Elephant.co.uk surveyed 3,000 motorists on the Highway Code to see just how important they think it is to being a good driver and how much they remember. They also decided to test them on some typical Highway Code questions to find out exactly how much motorists do remember, with mixed results.

Seventy per cent admitted they only learned the Highway Code to pass their driving test, and half said they remember none of the Code or just the odd bit of it now. This could explain why nearly half those questioned don’t think they would pass the driving theory test if they had to sit it today.

When taking a simple test, the 3,000 people surveyed they got the right answer 55 per cent of the time, but some questions proved easier than others. Thankfully 88 per cent knew the speed limit on motorways is still 70mph, but only one in five knew that drivers should not use their horn between 11.30pm and 7.00am. Other questions which proved difficult were to name the correct stopping distance at 30mph, only 39 per cent knew it was 23 metres. Finally, only 30 per cent knew that red cat’s eyes mark the left hand side of a road.

In response to the research, elephant.co.uk managing director and car insurance expert Brian Martin said: “The results of our mini test suggest the Highway Code is something most motorists only read in order to pass their driving theory test.

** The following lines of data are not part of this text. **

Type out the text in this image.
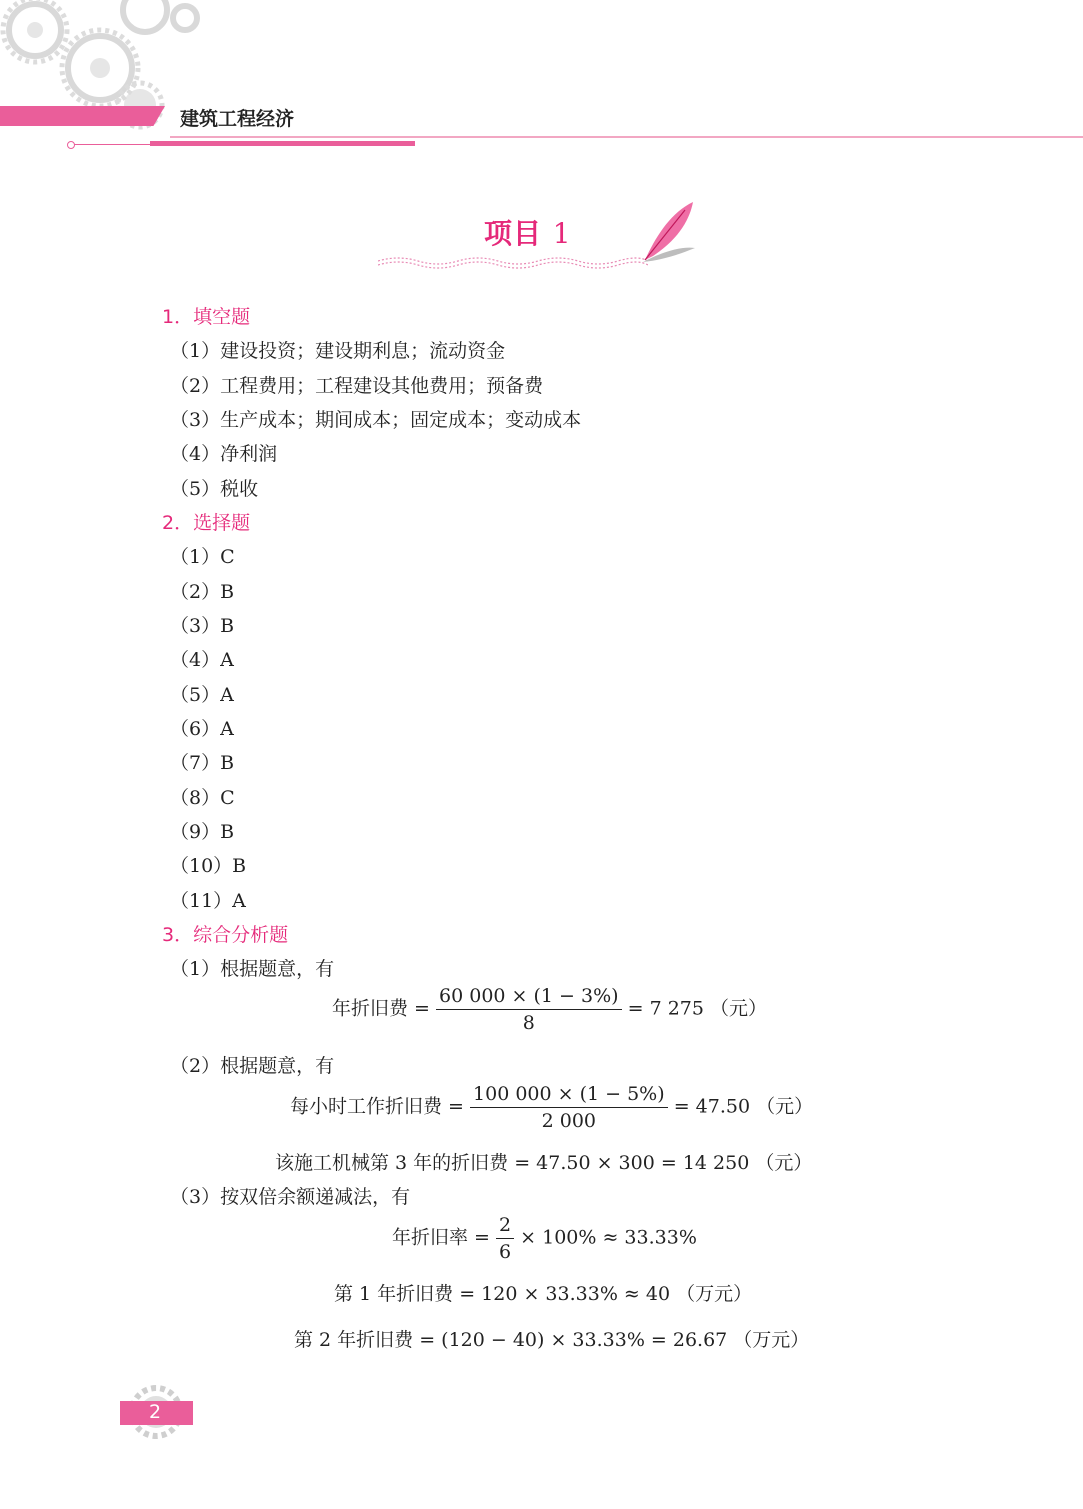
建筑工程经济
项目 1
1．填空题
（1）建设投资；建设期利息；流动资金
（2）工程费用；工程建设其他费用；预备费
（3）生产成本；期间成本；固定成本；变动成本
（4）净利润
（5）税收
2．选择题
（1）C
（2）B
（3）B
（4）A
（5）A
（6）A
（7）B
（8）C
（9）B
（10）B
（11）A
3．综合分析题
（1）根据题意，有
年折旧费 = $\frac{60 000 \times (1 - 3\%)}{8} = 7$ 275 （元）
（2）根据题意，有
每小时工作折旧费 = $\frac{100 000 \times (1 - 5\%)}{2 000} = 47.50$ （元）
该施工机械第 3 年的折旧费 = 47.50 × 300 = 14 250 （元）
（3）按双倍余额递减法，有
年折旧率 = $\frac{2}{6} \times 100\% \approx 33.33\%$
第 1 年折旧费 = 120 × 33.33% ≈ 40 （万元）
第 2 年折旧费 = (120 − 40) × 33.33% = 26.67 （万元）
2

The results were hit and miss, and it is concerning how few drivers remember some fairly basic rules of the road.”

Regionally, motorists in the West Midlands were the least confident they would pass their theory test today (63 per cent) compared with those in the South West who were the most confident (80 per cent). This self confidence from motorists in the South West could be justified, as they answered the test questions correctly more times than those in any other region. Most regions scored very similar results for questions on the Highway Code, around 55 per cent. However those in the South West scored best with 58 per cent. The worst scoring region was the East Midlands, with 51 per cent.

However, with few motorists remembering much of the Highway Code today, elephant.co.uk’s research did find that a large majority (68 per cent) think it is important to know it in order to be a good driver. A large section of those questioned (46 per cent) also think motorists should be retested on the Highway Code on a regular basis.